Public Domain. I transposed it into C, because it's hard for me to play in G. I got tendinitis in my left hand from playing with a bent wrist. That's why your guitar teacher won't let you look at your guitar while playing-- it makes you bend your wrist, and causes tendinitis, down the road. Now, my ring finger tends to lock when I play too many G chords. So I use a lot of barred Gs, which don't make my finger lock up. My cross to bear. But this song is about the real cross, borne by the Savior.

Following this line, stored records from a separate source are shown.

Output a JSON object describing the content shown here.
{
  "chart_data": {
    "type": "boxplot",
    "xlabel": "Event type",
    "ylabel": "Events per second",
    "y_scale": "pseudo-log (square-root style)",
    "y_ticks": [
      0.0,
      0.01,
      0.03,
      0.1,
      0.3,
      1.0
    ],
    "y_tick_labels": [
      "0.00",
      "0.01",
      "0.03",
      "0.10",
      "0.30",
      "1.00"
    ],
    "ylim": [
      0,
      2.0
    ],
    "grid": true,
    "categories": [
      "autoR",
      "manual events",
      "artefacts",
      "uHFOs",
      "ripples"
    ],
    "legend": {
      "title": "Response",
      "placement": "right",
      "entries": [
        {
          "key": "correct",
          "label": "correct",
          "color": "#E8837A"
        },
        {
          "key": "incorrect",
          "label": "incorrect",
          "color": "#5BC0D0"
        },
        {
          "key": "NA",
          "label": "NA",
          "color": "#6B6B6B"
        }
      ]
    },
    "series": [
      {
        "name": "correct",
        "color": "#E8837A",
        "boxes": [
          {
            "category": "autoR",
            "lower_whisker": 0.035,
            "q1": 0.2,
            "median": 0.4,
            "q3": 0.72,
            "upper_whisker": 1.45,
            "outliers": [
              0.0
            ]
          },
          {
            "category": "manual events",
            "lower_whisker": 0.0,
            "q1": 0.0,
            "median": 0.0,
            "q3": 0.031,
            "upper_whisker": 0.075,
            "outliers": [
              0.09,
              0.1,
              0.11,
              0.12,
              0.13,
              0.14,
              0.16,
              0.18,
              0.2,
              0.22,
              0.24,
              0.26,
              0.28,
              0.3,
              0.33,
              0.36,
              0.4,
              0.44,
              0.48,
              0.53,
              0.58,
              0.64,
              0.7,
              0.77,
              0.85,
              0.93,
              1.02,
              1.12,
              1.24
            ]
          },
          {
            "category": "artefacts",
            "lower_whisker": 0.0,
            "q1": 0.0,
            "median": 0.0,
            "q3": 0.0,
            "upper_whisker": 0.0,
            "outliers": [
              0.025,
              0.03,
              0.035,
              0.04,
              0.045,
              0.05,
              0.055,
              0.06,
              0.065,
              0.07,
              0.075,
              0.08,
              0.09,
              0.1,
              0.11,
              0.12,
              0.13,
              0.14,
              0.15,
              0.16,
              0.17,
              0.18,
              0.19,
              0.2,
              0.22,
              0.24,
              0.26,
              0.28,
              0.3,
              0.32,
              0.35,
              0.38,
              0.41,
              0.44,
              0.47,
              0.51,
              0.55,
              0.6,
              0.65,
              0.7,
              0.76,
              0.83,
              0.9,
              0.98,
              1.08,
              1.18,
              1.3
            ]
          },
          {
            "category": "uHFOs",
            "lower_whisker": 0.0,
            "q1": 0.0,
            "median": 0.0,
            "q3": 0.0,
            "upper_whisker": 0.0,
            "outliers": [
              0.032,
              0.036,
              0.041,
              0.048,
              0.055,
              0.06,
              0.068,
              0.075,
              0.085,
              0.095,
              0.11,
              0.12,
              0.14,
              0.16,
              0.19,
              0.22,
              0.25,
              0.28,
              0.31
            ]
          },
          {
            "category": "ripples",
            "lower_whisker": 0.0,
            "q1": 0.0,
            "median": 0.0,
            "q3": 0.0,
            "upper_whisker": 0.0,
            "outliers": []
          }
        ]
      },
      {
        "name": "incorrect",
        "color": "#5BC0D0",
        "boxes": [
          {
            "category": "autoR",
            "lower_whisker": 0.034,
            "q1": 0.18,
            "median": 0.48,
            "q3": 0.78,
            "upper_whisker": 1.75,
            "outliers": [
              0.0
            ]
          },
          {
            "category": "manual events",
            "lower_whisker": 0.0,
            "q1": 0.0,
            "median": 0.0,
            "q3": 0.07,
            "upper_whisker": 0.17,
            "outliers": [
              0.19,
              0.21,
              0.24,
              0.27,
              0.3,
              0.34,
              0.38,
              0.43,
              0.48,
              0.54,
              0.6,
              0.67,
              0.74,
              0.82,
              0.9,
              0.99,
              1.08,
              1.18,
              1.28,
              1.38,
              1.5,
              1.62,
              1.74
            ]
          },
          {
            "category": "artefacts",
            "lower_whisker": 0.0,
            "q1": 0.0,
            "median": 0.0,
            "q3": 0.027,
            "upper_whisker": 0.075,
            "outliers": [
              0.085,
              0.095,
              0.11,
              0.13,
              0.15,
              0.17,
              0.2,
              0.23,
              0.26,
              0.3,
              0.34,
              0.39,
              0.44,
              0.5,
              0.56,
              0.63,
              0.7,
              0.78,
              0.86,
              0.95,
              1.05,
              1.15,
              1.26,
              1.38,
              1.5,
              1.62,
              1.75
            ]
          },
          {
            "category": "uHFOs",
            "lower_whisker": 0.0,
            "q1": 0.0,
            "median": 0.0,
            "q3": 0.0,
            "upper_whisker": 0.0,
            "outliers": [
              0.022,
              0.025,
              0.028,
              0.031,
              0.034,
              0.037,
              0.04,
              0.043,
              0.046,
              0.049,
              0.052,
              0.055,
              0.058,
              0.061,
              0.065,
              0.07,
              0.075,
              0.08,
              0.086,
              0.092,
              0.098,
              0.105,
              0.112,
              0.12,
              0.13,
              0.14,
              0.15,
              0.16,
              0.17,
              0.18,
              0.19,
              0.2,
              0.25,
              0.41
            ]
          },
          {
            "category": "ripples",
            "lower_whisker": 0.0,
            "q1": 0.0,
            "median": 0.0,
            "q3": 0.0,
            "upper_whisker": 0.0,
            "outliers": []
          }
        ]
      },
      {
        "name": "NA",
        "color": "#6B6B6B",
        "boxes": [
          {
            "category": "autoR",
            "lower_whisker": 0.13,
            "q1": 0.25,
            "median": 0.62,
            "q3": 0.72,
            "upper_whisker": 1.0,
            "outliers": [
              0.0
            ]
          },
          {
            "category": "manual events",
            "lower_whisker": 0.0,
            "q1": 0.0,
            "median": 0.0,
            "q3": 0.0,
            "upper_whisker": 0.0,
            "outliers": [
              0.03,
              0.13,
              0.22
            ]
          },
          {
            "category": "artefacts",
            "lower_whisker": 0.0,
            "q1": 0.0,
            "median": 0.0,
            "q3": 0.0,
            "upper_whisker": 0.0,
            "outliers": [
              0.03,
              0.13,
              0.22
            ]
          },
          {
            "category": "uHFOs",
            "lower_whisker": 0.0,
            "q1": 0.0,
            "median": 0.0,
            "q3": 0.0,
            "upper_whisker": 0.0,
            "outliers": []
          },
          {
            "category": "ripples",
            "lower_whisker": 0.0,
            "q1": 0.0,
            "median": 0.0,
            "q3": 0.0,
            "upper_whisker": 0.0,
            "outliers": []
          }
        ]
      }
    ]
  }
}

I've written it three ways, which can be used as separate versions, or combined as verses. The first, mostly chords, sounds good on a flat-top guitar, played with a pick, or on a classical guitar, strummed with the thumb. The second one cannot be played with a pick, but sounds really "classical" when pinched, especially if you use the fingernails or finger picks. Play it near the bridge for an even more brilliant sound.
The third verse includes lots of "extra" notes to emphasize the 8/8 tempo. I like playing in 8/8, as all the notes are the same length. The "extra" notes are mostly drones in the bass. You can leave out any of them you like, but remember to lengthen the other notes, or the tempo will suffer.
If all you want is the melody, play the 3rd version, except:
1. Leave out all the notes on the 4th, 5th and 6th strings (the drones)
2. Play only the 1st and 7th notes in the 5th measure (GIII)
3. In the next-to-last measure, play only the 1st, 3rd, 5th, and 7th notes
4. In the final measure, play only the 1st note.
This is actually a pretty easy hymn to play. If the CIII chord gives you trouble, you can substitute a regular C chord, but it'll make the transition to the next chord harder-- that's why I used the barre chord.